Technological Death of Depth. Modern military technologies have all but erased traditional concepts of depth. Long-range missiles, stand-off weapons, stealth drones, and precision munitions allow adversaries to strike targets with pinpoint accuracy from hundreds of kilometres away. India’s growing inventory of BrahMos missiles, Hypersonic missiles, and deep-strike capable aircraft like the Rafale and Su 30 make virtually all of Pakistan’s territory vulnerable.

In the age of non-contact warfare, strategic depth is no longer measured in kilometres, but how well a nation can shield its critical infrastructure through dispersion, deception, mobility, and resilience.  Pakistan seems to be lagging severely in this aspect.

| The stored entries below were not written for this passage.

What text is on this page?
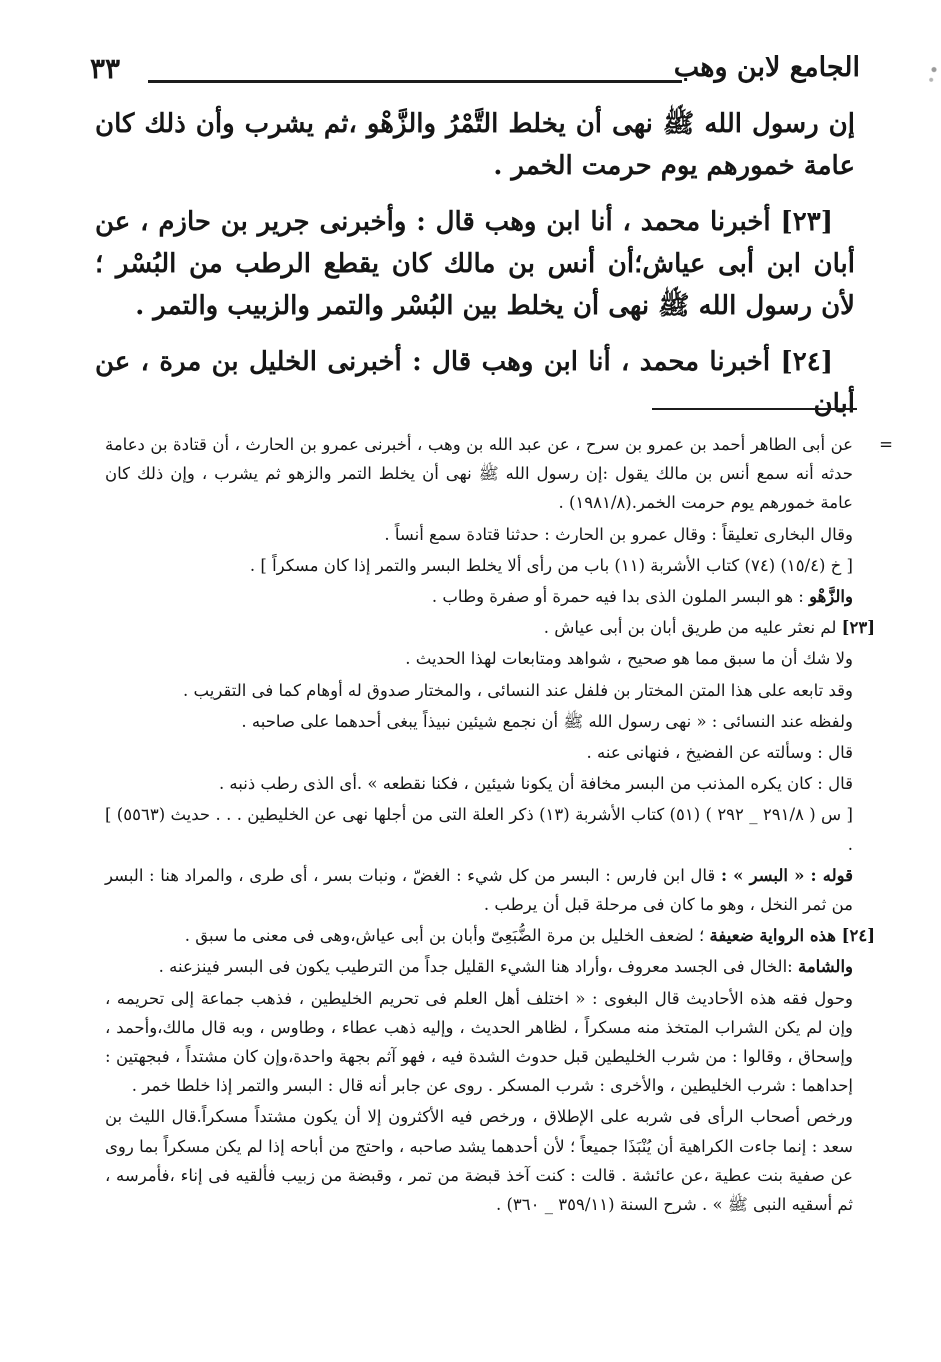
الجامع لابن وهب
٣٣

إن رسول الله ﷺ نهى أن يخلط التَّمْرُ والزَّهْو ،ثم يشرب وأن ذلك كان عامة خمورهم يوم حرمت الخمر .

[٢٣] أخبرنا محمد ، أنا ابن وهب قال : وأخبرنى جرير بن حازم ، عن أبان ابن أبى عياش؛أن أنس بن مالك كان يقطع الرطب من البُسْر ؛ لأن رسول الله ﷺ نهى أن يخلط بين البُسْر والتمر والزبيب والتمر .

[٢٤] أخبرنا محمد ، أنا ابن وهب قال : أخبرنى الخليل بن مرة ، عن أبان

=
عن أبى الطاهر أحمد بن عمرو بن سرح ، عن عبد الله بن وهب ، أخبرنى عمرو بن الحارث ، أن قتادة بن دعامة حدثه أنه سمع أنس بن مالك يقول :إن رسول الله ﷺ نهى أن يخلط التمر والزهو ثم يشرب ، وإن ذلك كان عامة خمورهم يوم حرمت الخمر.(١٩٨١/٨) .

وقال البخارى تعليقاً : وقال عمرو بن الحارث : حدثنا قتادة سمع أنساً .

[ خ (١٥/٤) (٧٤) كتاب الأشربة (١١) باب من رأى ألا يخلط البسر والتمر إذا كان مسكراً ] .

والزَّهْو : هو البسر الملون الذى بدا فيه حمرة أو صفرة وطاب .

[٢٣] لم نعثر عليه من طريق أبان بن أبى عياش .

ولا شك أن ما سبق مما هو صحيح ، شواهد ومتابعات لهذا الحديث .

وقد تابعه على هذا المتن المختار بن فلفل عند النسائى ، والمختار صدوق له أوهام كما فى التقريب .

ولفظه عند النسائى : « نهى رسول الله ﷺ أن نجمع شيئين نبيذاً يبغى أحدهما على صاحبه .

قال : وسألته عن الفضيخ ، فنهانى عنه .

قال : كان يكره المذنب من البسر مخافة أن يكونا شيئين ، فكنا نقطعه » .أى الذى رطب ذنبه .

[ س ( ٢٩١/٨ _ ٢٩٢ ) (٥١) كتاب الأشربة (١٣) ذكر العلة التى من أجلها نهى عن الخليطين . . . حديث (٥٥٦٣) ] .

قوله : « البسر » : قال ابن فارس : البسر من كل شيء : الغضّ ، ونبات بسر ، أى طرى ، والمراد هنا : البسر من ثمر النخل ، وهو ما كان فى مرحلة قبل أن يرطب .

[٢٤] هذه الرواية ضعيفة ؛ لضعف الخليل بن مرة الضُّبَعِىّ وأبان بن أبى عياش،وهى فى معنى ما سبق .

والشامة :الخال فى الجسد معروف ،وأراد هنا الشيء القليل جداً من الترطيب يكون فى البسر فينزعنه .

وحول فقه هذه الأحاديث قال البغوى : « اختلف أهل العلم فى تحريم الخليطين ، فذهب جماعة إلى تحريمه ، وإن لم يكن الشراب المتخذ منه مسكراً ، لظاهر الحديث ، وإليه ذهب عطاء ، وطاوس ، وبه قال مالك،وأحمد ، وإسحاق ، وقالوا : من شرب الخليطين قبل حدوث الشدة فيه ، فهو آثم بجهة واحدة،وإن كان مشتداً ، فبجهتين : إحداهما : شرب الخليطين ، والأخرى : شرب المسكر . روى عن جابر أنه قال : البسر والتمر إذا خلطا خمر .

ورخص أصحاب الرأى فى شربه على الإطلاق ، ورخص فيه الأكثرون إلا أن يكون مشتداً مسكراً.قال الليث بن سعد : إنما جاءت الكراهية أن يُنْبَذَا جميعاً ؛ لأن أحدهما يشد صاحبه ، واحتج من أباحه إذا لم يكن مسكراً بما روى عن صفية بنت عطية ،عن عائشة . قالت : كنت آخذ قبضة من تمر ، وقبضة من زبيب فألقيه فى إناء ،فأمرسه ، ثم أسقيه النبى ﷺ » . شرح السنة (٣٥٩/١١ _ ٣٦٠) .
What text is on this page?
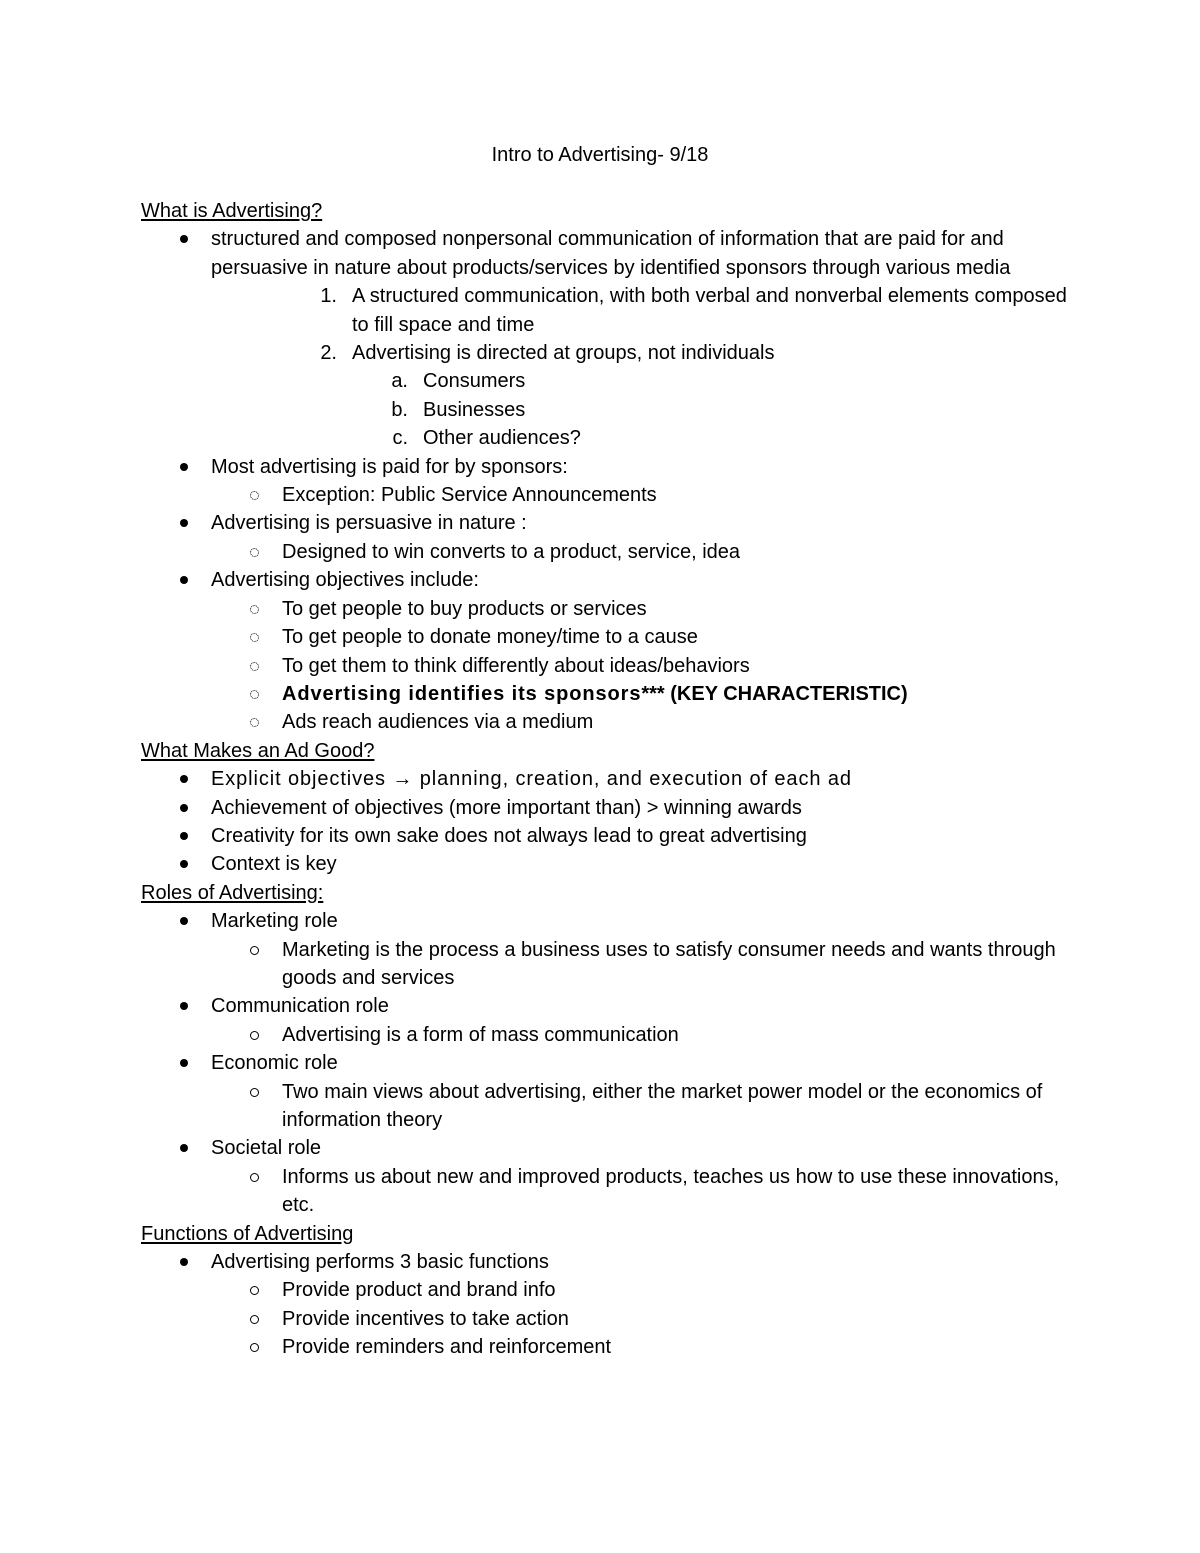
Intro to Advertising- 9/18
What is Advertising?
structured and composed nonpersonal communication of information that are paid for and persuasive in nature about products/services by identified sponsors through various media
1. A structured communication, with both verbal and nonverbal elements composed to fill space and time
2. Advertising is directed at groups, not individuals
a. Consumers
b. Businesses
c. Other audiences?
Most advertising is paid for by sponsors:
Exception: Public Service Announcements
Advertising is persuasive in nature :
Designed to win converts to a product, service, idea
Advertising objectives include:
To get people to buy products or services
To get people to donate money/time to a cause
To get them to think differently about ideas/behaviors
Advertising identifies its sponsors*** (KEY CHARACTERISTIC)
Ads reach audiences via a medium
What Makes an Ad Good?
Explicit objectives → planning, creation, and execution of each ad
Achievement of objectives (more important than) > winning awards
Creativity for its own sake does not always lead to great advertising
Context is key
Roles of Advertising:
Marketing role
Marketing is the process a business uses to satisfy consumer needs and wants through goods and services
Communication role
Advertising is a form of mass communication
Economic role
Two main views about advertising, either the market power model or the economics of information theory
Societal role
Informs us about new and improved products, teaches us how to use these innovations, etc.
Functions of Advertising
Advertising performs 3 basic functions
Provide product and brand info
Provide incentives to take action
Provide reminders and reinforcement
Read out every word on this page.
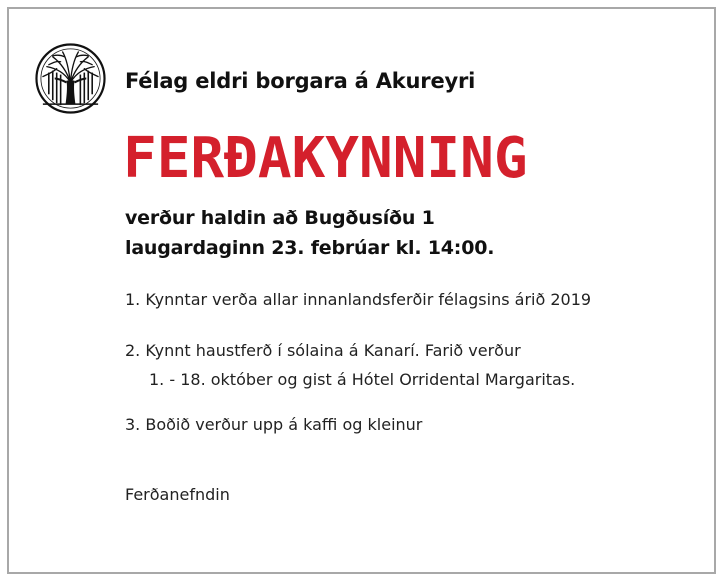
Félag eldri borgara á Akureyri
FERÐAKYNNING
verður haldin að Bugðusíðu 1
laugardaginn 23. febrúar kl. 14:00.
1. Kynntar verða allar innanlandsferðir félagsins árið 2019
2. Kynnt haustferð í sólaina á Kanarí. Farið verður
1. - 18. október og gist á Hótel Orridental Margaritas.
3. Boðið verður upp á kaffi og kleinur
Ferðanefndin
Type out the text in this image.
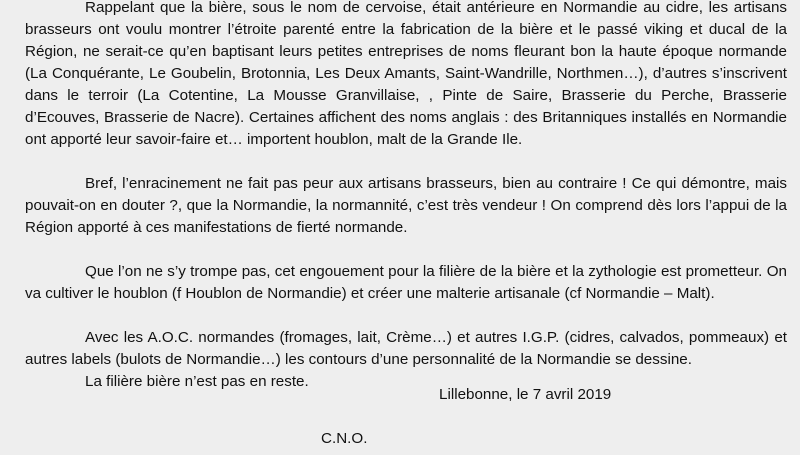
Rappelant que la bière, sous le nom de cervoise, était antérieure en Normandie au cidre, les artisans brasseurs ont voulu montrer l’étroite parenté entre la fabrication de la bière et le passé viking et ducal de la Région, ne serait-ce qu’en baptisant leurs petites entreprises de noms fleurant bon la haute époque normande (La Conquérante, Le Goubelin, Brotonnia, Les Deux Amants, Saint-Wandrille, Northmen…), d’autres s’inscrivent dans le terroir (La Cotentine, La Mousse Granvillaise, , Pinte de Saire, Brasserie du Perche, Brasserie d’Ecouves, Brasserie de Nacre). Certaines affichent des noms anglais : des Britanniques installés en Normandie ont apporté leur savoir-faire et… importent houblon, malt de la Grande Ile.

Bref, l’enracinement ne fait pas peur aux artisans brasseurs, bien au contraire ! Ce qui démontre, mais pouvait-on en douter ?, que la Normandie, la normannité, c’est très vendeur ! On comprend dès lors l’appui de la Région apporté à ces manifestations de fierté normande.

Que l’on ne s’y trompe pas, cet engouement pour la filière de la bière et la zythologie est prometteur. On va cultiver le houblon (f Houblon de Normandie) et créer une malterie artisanale (cf Normandie – Malt).

Avec les A.O.C. normandes (fromages, lait, Crème…) et autres I.G.P. (cidres, calvados, pommeaux) et autres labels (bulots de Normandie…) les contours d’une personnalité de la Normandie se dessine.

La filière bière n’est pas en reste.

Lillebonne, le 7 avril 2019
C.N.O.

Lesson from Op Sindoor. Operation Sindoor offered Pakistan a glimpse into the future of warfare. It must be a troubling one. The Indian Air Force demonstrated a combination of strategic patience, precision, and political signalling. It hit pre-designated targets deep inside Pakistani territory with impunity for the second time (after Balakot). It operated under the umbrella of robust air defence and electronic warfare cover. It used drone surveillance, decoys, and electronic jamming to confuse and fragment Pakistani response. Most significantly, India did not need to cross the border. It simply didn’t have to as Pakistan’s lack of depth meant its high-value assets were already within reach.

In Conclusion. For a long time Pakistan’s security strategy has been driven by the idea of parity with India. But the imbalance in geography, economy, and technology has rendered that aspiration impractical. It must now shift to deterrence through stability, not provocation. The only viable path forward for Pakistan is not to seek more ground but to build resilience, if it can. Pakistan will do well to improve internal cohesion, reduce Punjabi dominance, and most importantly, reassess its strategic posture vis-a-vis India.

If Pakistan fails to recognise the shrinking envelope of its strategic space, the next conflict may not allow it the time or space to recover.